Phase 2 - SNP Block Testing
For those people whose sub-branch is easily predicted from their STR results, the Z255 SNP Panel is not necessary. Instead they can jump straight to single SNP testing to confirm which of the 6 major branches they belong to. Once this has been confirmed, the next step would be to test for any "phylo-equivalent SNPs" - in other words, SNPs that occur in the same "SNP block" ... and there are 4 of these in Lineage II, highlighted in the diagram below. This stage of the testing is likely to split these 4 blocks into smaller blocks or even single SNPs, and in this way the number of branches associated with Lineage II will increase, possibly to as many as 18 unique "Gleeson" branches.
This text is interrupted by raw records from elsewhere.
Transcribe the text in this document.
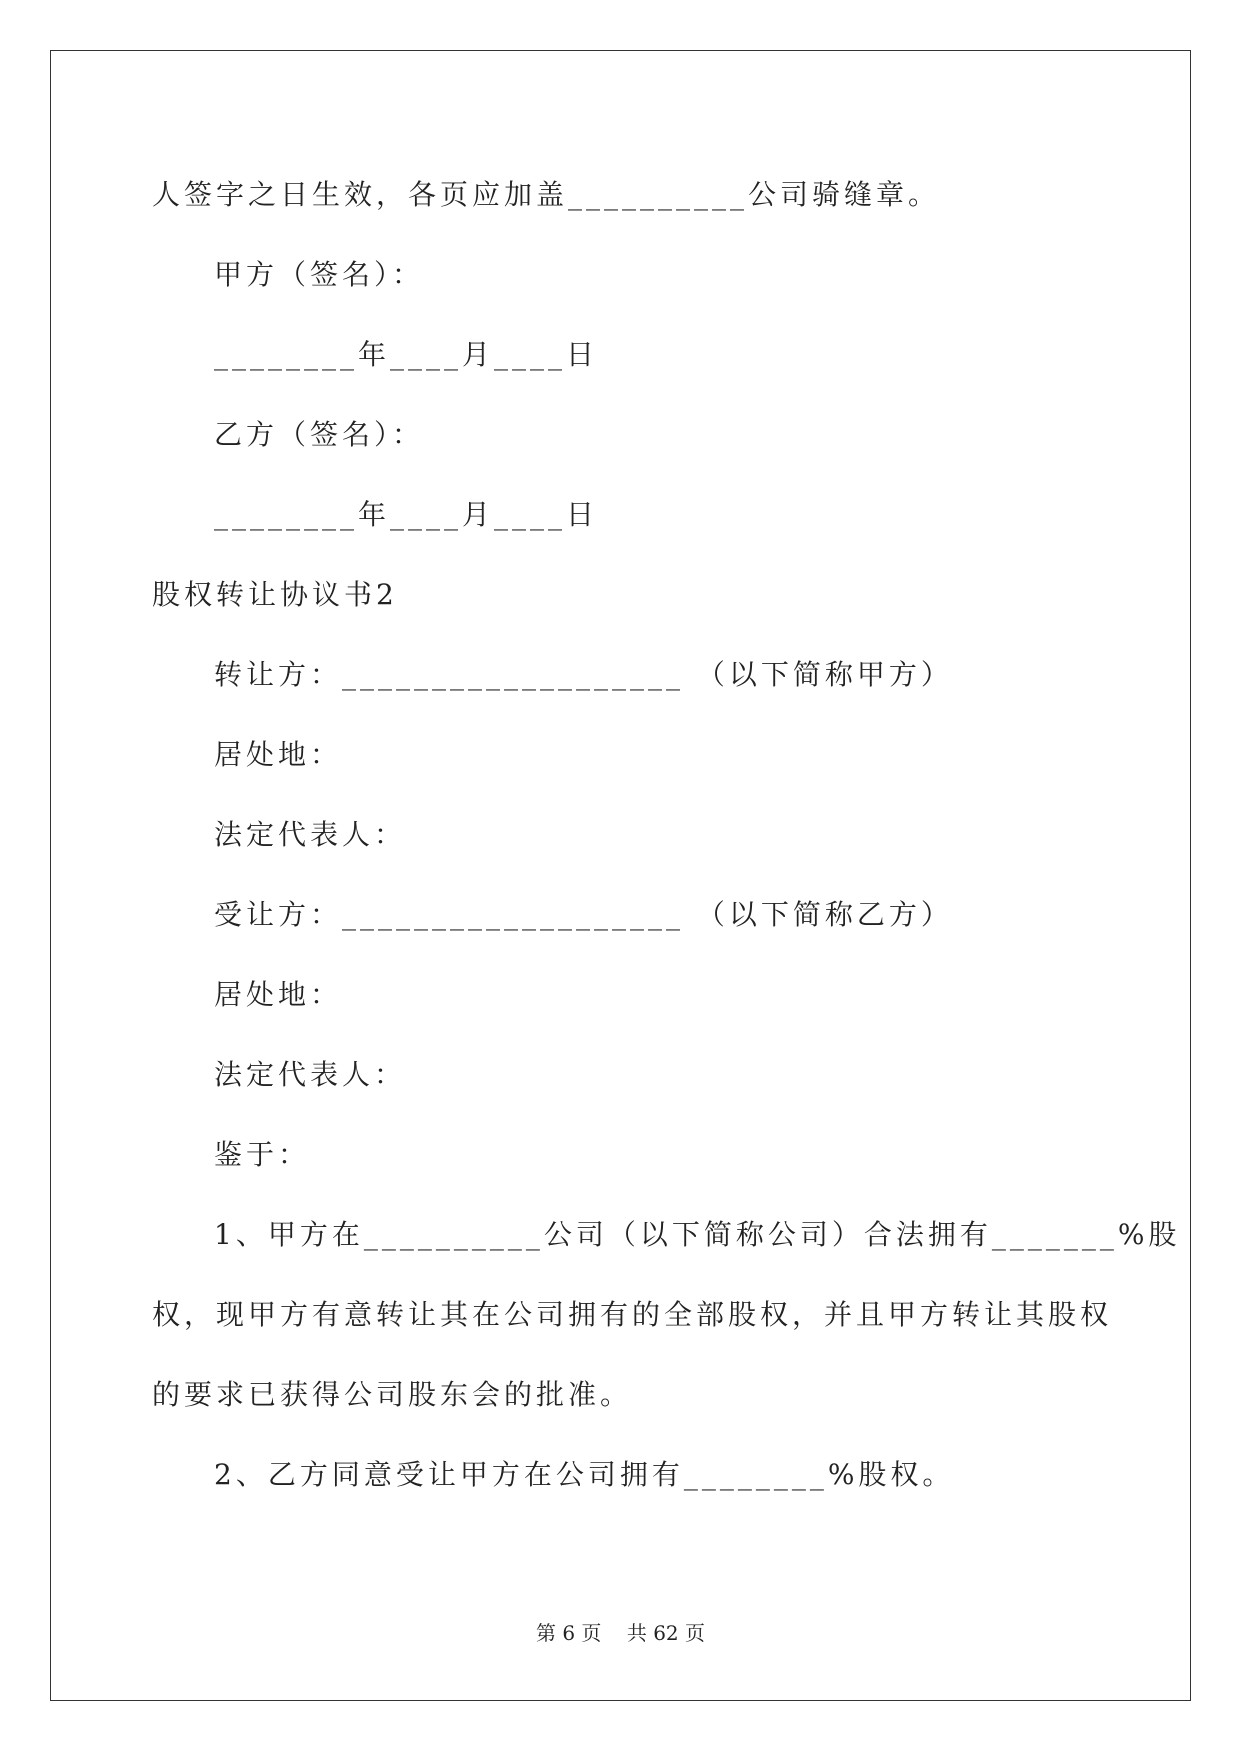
人签字之日生效，各页应加盖__________公司骑缝章。
甲方（签名）：
________年____月____日
乙方（签名）：
________年____月____日
股权转让协议书2
转让方：___________________ （以下简称甲方）
居处地：
法定代表人：
受让方：___________________ （以下简称乙方）
居处地：
法定代表人：
鉴于：
1、甲方在__________公司（以下简称公司）合法拥有_______%股
权，现甲方有意转让其在公司拥有的全部股权，并且甲方转让其股权
的要求已获得公司股东会的批准。
2、乙方同意受让甲方在公司拥有________%股权。
第 6 页    共 62 页
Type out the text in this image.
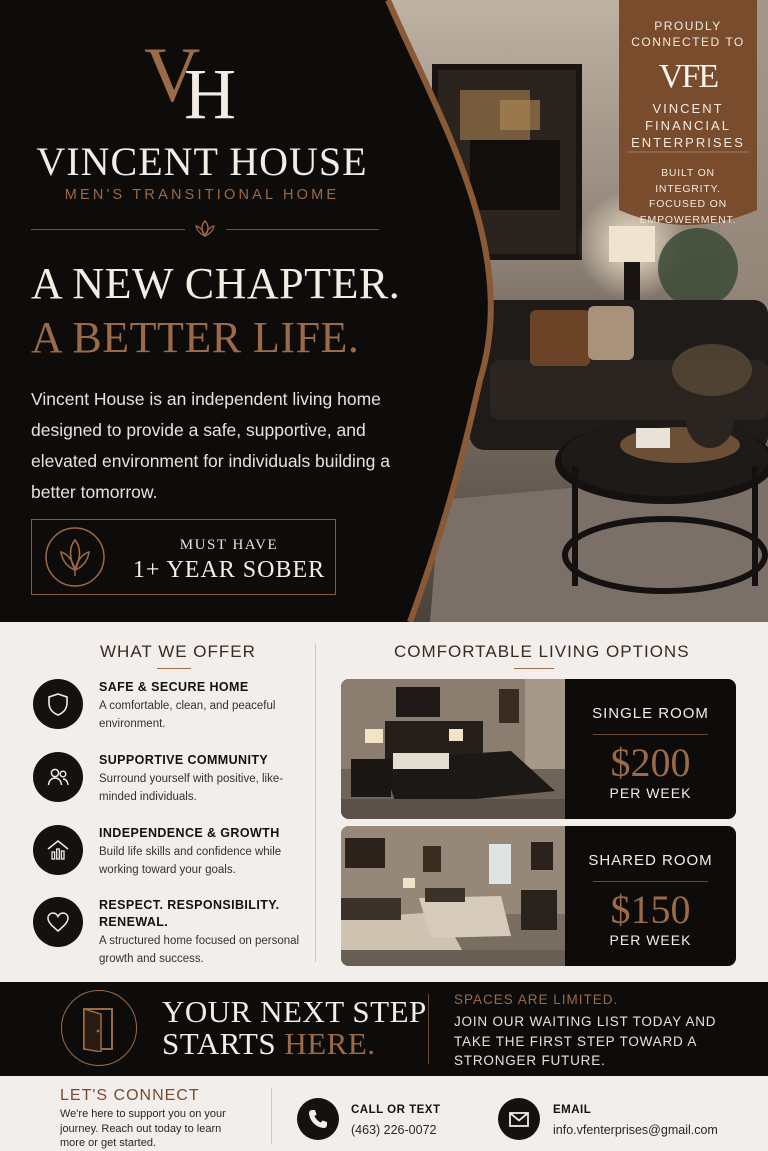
V
H
VINCENT HOUSE
MEN'S TRANSITIONAL HOME
A NEW CHAPTER.
A BETTER LIFE.

Vincent House is an independent living home designed to provide a safe, supportive, and elevated environment for individuals building a better tomorrow.

MUST HAVE
1+ YEAR SOBER
PROUDLY CONNECTED TO
VFE
VINCENT FINANCIAL ENTERPRISES
BUILT ON INTEGRITY. FOCUSED ON EMPOWERMENT.
WHAT WE OFFER	COMFORTABLE LIVING OPTIONS
SAFE & SECURE HOME

A comfortable, clean, and peaceful environment.

SUPPORTIVE COMMUNITY

Surround yourself with positive, like-minded individuals.

INDEPENDENCE & GROWTH

Build life skills and confidence while working toward your goals.

RESPECT. RESPONSIBILITY. RENEWAL.

A structured home focused on personal growth and success.

SINGLE ROOM
$200
PER WEEK
SHARED ROOM
$150
PER WEEK
YOUR NEXT STEP
STARTS HERE.
SPACES ARE LIMITED.

JOIN OUR WAITING LIST TODAY AND TAKE THE FIRST STEP TOWARD A STRONGER FUTURE.

LET'S CONNECT

We're here to support you on your journey. Reach out today to learn more or get started.

CALL OR TEXT
(463) 226-0072
EMAIL
info.vfenterprises@gmail.com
The 4 current SNP Blocks of Lineage II

Branch A of the L2 MHT
Currently, there are two people in the project that are at this stage of testing, both of them in Branch A (G54 & G79). These two people are predicted to belong to Branch A (both in the L2 MHT & the SAPP Tree). Both members should test for the single SNP A660 and if positive (95% probability) they should then go on to test for the remaining five SNPs in that particular SNP Block. The chances are that they will be positive for some of them and negative for others. This will "split" the block into two pieces. For example, G54 & G79 may test positive for the first 3 SNPs and negative for the other three. The block will thus be split into 1 section with the first 3 SNPs (with G54 & G79 sitting underneath it) and a second section beneath that with the last 3 SNPs, and the current members (the 3 brothers - G39, G51, G73) sitting underneath that.

In addition, this would identify a new branching point within Branch A, and one (or more) of the defining SNPs could then be added to YSEQ's Z255 SNP Panel. This would benefit future testers.



Phase 3 - Private SNP testing
The third phase is testing of Private / Unique SNPs (i.e. SNPs that are currently unique to one or more specific individuals). These Unique SNPs have been identified via a collaborative effort of many individuals, including Thomas Krahn himself, Alex Williamson, James Kane, the teams at FTDNA and YFULL, various Haologroup Project Administrators, and many others. You can read previous blog posts of how these SNPs were identified below:

The current set of Unique SNPs associated with Lineage II members (3)
(red dots indicate SNPs covered by YSEQ's Z255 SNP Panel)

Currently, there is no one in the project at this phase of testing. But if the Z255 Panel testing of Branch F members confirms a connection between G65 (371202, MGG) and either G97 (524241, PG) or G98 (437908, WG), then G97 & G98 would undertake single SNP testing of the Private / Unique SNPs of G65 (our 10th & most recent Big Y tester). He appears to have 9 Private SNPs (based on preliminary analyses). Testing all 9 SNPs individually would usually cost $351 at FTDNA ($39 per SNP), and $157.50 at YSEQ ($17.50 per SNP = 55% cheaper) but Thomas is offering substantial reductions from the usual YSEQ price if we order in bulk. This SNP Testing Strategy is a lot less expensive than doing the Big Y test at FTDNA (usually $575).

Similarly, if any of the 9 currently-ungrouped individuals (doing the Z255 Panel) test positive for BY5706 as a terminal SNP (and therefore fall into Branch D), they can start single SNP testing of the Private SNPs of members G05 (86192, RLG) & G68 (411177, CG). G68 has 5 Private SNPs and G05 has 1, so it would usually cost $234 at FTDNA, and $105 at YSEQ, but again, Thomas is offering a substantial discount on the usual YSEQ prices if we order in bulk.

Thomas proposes to test for these SNPs sequentially, as this will allow substantial reductions in the cost of doing these tests. And the more people who test, the greater the reductions will be.

Thomas will not test all the SNPs at once. Instead he does sequential testing of single SNPs, usually 1 SNP every 1-2 weeks, and thus the results will trickle in over the course of several weeks or months, and decisions on further testing of the group will be based on the results of the previous test.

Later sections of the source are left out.